Brad the Builder said:


> Hi all,
> Just out on first trip in our new 2011 250rs, and everything is going great.
> Just a quick question about the fridge-
> I'm plugged into 30a power, and have the fridge on auto. It's cooling just fine, but it is emitting a "motor like" hum every 10 seconds or so, and continues to hum for about a 10 second interval. It's a very quiet hum, can only hear it when everything else is off. Not really a big deal, just a little annoying when trying to sleep.
> Is this normal? Anyone else hear it or have heard it?
> 
> Other than that, this trailer rocks! It's so much nicer than our old jayco.


I have a 2011 salem 26 tbud. We just brought it back from the dealer for a warranty check regarding that noise that cycles from the fridge. I am an electrician so I know is it definately not the inverter humming. The dealer told me it is a cooling fan for the fridge that is cycling. It is very annoying at night. this must be something new Dometic has installed. I am going to look today to see if I can change it to an ultra quiet model.


----------



## CamperAndy

There is no cooling fan for the fridge that I know of. What model fridge is it?

There is a fan for the converter though that will cycle as it senses load. Turn on a bunch of lights and see if the hum becomes steady. The fan is a variable speed and should be very quite at low speed.


----------



## Brad the Builder

The fridge is a DM2652LB1 model dometic. 
I've isolated the noise to the fridge by turning the fridge off, and turning on a bunch of lights, the radio and tv. I hear the converter fan, which is distinctively different. 
Then I unplugged and turned the fridge to lp. In comes the hum, very different in db and sound. Outside I went, pulled the fridge vent off, and although I don't see a fan, it's coming from what I assume would be some sort of compressor on the cooling lines (sorry, don't know all the technical stuff of fridges, excuse the terminology







). Long story short, I am also convinced it's a fridge noise and I am also convinced that it apparently has no effect on the performance of the fridge- it works just fine.

@mike1- please post if your successful on your search. I'd like to replace mine as well.

Thanks all for your input. We're on day 2 in our first trip in this trailer, and I am still amazed at how well built this is compared to my former SOB


----------



## CamperAndy

For sure there is no compressor on the fridge. The process uses an ammonia expander to create the chill effect.

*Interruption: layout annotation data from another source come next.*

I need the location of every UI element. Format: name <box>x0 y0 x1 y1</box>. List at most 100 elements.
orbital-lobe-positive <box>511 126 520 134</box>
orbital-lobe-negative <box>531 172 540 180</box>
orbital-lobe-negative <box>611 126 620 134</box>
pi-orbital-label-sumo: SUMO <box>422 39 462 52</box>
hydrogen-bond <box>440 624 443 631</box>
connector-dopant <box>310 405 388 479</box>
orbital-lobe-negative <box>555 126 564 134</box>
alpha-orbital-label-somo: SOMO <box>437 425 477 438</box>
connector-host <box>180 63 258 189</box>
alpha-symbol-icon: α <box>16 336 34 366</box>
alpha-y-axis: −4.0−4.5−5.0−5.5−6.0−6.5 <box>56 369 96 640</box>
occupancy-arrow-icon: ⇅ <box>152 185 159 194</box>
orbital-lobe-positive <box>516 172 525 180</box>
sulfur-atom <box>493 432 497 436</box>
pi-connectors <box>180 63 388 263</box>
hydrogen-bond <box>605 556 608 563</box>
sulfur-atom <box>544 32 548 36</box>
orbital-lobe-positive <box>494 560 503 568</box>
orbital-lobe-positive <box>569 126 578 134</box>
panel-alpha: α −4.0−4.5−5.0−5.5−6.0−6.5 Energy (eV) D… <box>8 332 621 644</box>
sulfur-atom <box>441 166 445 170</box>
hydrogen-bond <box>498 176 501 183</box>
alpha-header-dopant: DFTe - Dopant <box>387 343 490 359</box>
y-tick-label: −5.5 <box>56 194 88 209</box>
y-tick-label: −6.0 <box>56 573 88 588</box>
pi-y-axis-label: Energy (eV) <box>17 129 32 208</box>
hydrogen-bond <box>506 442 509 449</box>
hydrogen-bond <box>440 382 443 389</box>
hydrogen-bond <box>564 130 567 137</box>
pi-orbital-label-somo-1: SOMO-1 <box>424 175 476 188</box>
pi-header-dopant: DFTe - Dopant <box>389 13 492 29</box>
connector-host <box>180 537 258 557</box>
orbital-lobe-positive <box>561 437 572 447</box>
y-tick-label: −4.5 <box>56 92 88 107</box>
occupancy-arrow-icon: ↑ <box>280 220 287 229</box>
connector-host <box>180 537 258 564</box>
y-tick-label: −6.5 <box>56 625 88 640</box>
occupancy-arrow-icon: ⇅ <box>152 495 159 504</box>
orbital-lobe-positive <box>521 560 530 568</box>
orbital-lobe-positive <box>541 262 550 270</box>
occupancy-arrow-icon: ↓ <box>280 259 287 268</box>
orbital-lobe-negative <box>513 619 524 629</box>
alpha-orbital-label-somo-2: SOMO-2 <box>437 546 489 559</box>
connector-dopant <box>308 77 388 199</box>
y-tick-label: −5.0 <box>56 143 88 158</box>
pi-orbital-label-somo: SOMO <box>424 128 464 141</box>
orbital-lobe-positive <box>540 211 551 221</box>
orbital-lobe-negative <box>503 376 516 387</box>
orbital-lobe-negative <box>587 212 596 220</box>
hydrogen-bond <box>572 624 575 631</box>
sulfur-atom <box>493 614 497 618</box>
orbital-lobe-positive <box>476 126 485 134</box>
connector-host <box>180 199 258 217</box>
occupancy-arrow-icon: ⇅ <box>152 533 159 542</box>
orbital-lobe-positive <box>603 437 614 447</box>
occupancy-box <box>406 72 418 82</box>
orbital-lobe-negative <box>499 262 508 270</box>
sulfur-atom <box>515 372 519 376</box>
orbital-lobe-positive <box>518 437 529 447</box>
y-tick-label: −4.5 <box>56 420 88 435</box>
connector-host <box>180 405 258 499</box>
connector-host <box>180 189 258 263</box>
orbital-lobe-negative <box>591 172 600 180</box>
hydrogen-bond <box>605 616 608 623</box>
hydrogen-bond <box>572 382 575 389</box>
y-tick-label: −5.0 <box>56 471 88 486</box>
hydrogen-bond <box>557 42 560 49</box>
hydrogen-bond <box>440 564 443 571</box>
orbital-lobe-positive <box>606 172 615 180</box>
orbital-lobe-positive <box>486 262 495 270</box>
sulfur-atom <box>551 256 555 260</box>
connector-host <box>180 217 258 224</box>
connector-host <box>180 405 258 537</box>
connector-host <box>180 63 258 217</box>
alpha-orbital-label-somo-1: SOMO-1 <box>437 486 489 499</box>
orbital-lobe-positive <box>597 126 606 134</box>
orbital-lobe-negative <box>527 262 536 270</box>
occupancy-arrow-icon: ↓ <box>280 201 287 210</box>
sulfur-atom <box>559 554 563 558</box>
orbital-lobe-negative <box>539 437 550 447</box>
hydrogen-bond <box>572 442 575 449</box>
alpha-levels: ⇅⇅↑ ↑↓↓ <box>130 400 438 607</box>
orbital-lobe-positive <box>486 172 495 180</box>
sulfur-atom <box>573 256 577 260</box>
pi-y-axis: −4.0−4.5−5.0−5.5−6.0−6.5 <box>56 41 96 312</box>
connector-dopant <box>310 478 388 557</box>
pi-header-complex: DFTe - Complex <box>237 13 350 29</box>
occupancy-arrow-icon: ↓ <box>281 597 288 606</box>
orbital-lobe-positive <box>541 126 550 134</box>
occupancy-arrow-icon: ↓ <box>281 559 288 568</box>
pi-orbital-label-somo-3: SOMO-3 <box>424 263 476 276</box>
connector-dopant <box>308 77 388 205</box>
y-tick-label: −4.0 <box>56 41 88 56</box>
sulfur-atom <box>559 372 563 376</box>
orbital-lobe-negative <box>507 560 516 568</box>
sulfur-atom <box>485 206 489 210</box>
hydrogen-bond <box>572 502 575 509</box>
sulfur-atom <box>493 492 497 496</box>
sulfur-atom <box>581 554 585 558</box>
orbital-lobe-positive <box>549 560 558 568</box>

Link to the parts manual shows no fan DM2652 parts manual

Does the sound change when on electric as compraed to gas? Is the trailer level?


----------



## Brad the Builder

Thanks for the link CamperAndy. Best I can tell, the noise emanates from the general area of part #100, close to that canister that's pictured. 
I pulled out the 6' carpenter level and double checked my levels. I'm within 1/4" all around. And the noise is the same frequency and db plugged in or not.


----------



## Nathan

Sorry, I just started a new thread because I was too excited to look for this one. It's a 12V cooling fan about 3/4 of the way up the fridge in the back. Seems to be thermostatically controlled because I watched it cycle. The only way to see it is to pull the top cover off and if you wanted to modify things (like get a better, quieter fan), you'd have to remove the refrigerator to get to it.


----------



## Brad the Builder

Thanks for the info Nathan. I'll learn to live with the noise, based on your description. Truth be told, my bed is so far away from it, it was barely audible. The kids bunks are much closer, but neither noticed.


----------



## Brad the Builder

Actually, one more thought/question-
I've been plugged in this weekend, so the thought of the fridge motor hasn't worried me. I wonder how bad it drains the battery when dry camping? Anyone with experience in this?


----------



## Nathan

Brad the Builder said:


> Actually, one more thought/question-
> I've been plugged in this weekend, so the thought of the fridge motor hasn't worried me. I wonder how bad it drains the battery when dry camping? Anyone with experience in this?


Yeop, been thinking about that ever since finding it. I was considering one of those solar fridge vent covers with the fan's built in hoping that it might reduce the useage of the internal fan....


----------



## Brad the Builder

Thanks for the info Nathan. I'll look into that and see what if any mod I can do.


----------